A May 2014 Gallup poll shows that, under ObamaCare (the Affordable Care Act), the number of uninsured Americans is the least it has been since 2008 when Gallup started polling the number of people who were uninsured . Data from HHS on the uninsured in 2007 shows that this could actually the lowest uninsured rate since before 1998. The uninsured rate for U.S. adults in April was 13.4%, down from 15.0% in March. (Update: As of July 2015 the numbers are even more impressive with the uninsured rate around 11.4%).
So, while spending may not have been put on a downward trajectory, we have managed to increase the number of people insured and improve healthcare coverage without increasing net spending, which helps to show the ACA was a move in the right direction in many respects.

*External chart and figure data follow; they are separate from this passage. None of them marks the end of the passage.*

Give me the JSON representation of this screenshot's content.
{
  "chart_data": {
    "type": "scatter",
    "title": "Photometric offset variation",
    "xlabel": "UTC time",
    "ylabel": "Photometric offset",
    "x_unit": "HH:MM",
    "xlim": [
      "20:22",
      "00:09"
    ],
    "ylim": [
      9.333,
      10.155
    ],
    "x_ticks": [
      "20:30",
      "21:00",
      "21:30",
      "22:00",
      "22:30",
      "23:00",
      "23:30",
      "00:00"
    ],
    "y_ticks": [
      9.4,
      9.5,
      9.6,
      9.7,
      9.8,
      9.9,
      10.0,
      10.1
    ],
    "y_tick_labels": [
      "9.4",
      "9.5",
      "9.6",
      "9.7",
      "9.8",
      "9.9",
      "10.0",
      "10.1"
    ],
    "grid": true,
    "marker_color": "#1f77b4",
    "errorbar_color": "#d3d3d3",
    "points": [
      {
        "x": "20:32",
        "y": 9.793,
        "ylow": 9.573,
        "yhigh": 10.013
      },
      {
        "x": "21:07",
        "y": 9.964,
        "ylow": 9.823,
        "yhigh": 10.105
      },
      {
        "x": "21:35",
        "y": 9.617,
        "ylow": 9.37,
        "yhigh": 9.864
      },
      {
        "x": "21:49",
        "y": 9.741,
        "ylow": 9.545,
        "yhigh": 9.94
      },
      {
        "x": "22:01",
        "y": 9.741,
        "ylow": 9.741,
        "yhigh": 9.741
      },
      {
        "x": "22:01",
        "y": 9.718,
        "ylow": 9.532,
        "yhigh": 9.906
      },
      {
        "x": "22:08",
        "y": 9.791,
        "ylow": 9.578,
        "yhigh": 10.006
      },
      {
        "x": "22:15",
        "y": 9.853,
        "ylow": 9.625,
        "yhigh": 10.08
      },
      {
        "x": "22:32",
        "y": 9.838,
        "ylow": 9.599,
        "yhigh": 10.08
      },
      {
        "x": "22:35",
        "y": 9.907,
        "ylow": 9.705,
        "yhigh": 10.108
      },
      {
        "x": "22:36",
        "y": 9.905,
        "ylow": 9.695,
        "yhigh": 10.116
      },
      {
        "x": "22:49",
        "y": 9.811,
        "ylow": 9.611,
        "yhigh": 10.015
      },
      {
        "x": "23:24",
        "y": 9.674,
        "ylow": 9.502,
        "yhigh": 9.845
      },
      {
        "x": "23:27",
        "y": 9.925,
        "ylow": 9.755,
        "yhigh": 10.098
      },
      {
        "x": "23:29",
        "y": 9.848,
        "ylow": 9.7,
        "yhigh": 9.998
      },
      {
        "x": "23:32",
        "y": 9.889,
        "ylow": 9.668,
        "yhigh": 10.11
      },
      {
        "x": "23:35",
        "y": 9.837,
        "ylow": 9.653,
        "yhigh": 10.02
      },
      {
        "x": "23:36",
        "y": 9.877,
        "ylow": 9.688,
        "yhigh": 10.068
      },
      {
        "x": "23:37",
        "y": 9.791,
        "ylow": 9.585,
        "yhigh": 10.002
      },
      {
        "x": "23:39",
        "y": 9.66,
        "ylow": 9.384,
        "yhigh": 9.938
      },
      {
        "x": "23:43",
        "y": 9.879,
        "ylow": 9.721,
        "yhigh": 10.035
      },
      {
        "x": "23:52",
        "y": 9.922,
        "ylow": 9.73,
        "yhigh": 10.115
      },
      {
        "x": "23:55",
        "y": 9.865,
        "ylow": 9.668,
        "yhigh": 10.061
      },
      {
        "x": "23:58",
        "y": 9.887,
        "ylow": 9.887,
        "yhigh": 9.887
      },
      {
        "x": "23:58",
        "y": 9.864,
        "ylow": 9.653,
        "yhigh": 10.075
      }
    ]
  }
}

Health Care Facts: What Can We Do?
If you are upset by the health care costs, there are some positive things you can do on your own. Review your insurance during open enrollment periods to make sure you have made the best choice that you can. Take advantage of the wellness visits and preventative measured offered for free on all health insurance subject to the ACA’s new rules and regulations. Take a serious look at the prescription drugs you are using and you are giving to your children. Do you really need these? This is a difficult question to answer. You should always take the medication that you need; if you have diabetes, heart disease, or any other treatable condition, then you need to treat your illness, but discuss medication with your doctor. There may be a less expensive or more effective alternative to the medication you are currently taking. Eat the right foods, organic foods, local meats and produce. Show at local Farmers’ Markets. Raw foods and other non-processed foods may increase wellness and life expectancy. Get exercise.
Most of all, help support whatever type of health care reform will help you the most. We, as a society, created our health care system, and it’s up to us to fix it. The Affordable Care Act leaves the door open for future health care reforms, perhaps like single payer, or perhaps even another, better solution we haven’t even thought of yet. It is unrealistic to think that one law will solve all the problems of one of the biggest most powerful institutions in the world, but together we have made a difference. If we stay informed and keep working, we can continue to see positive changes.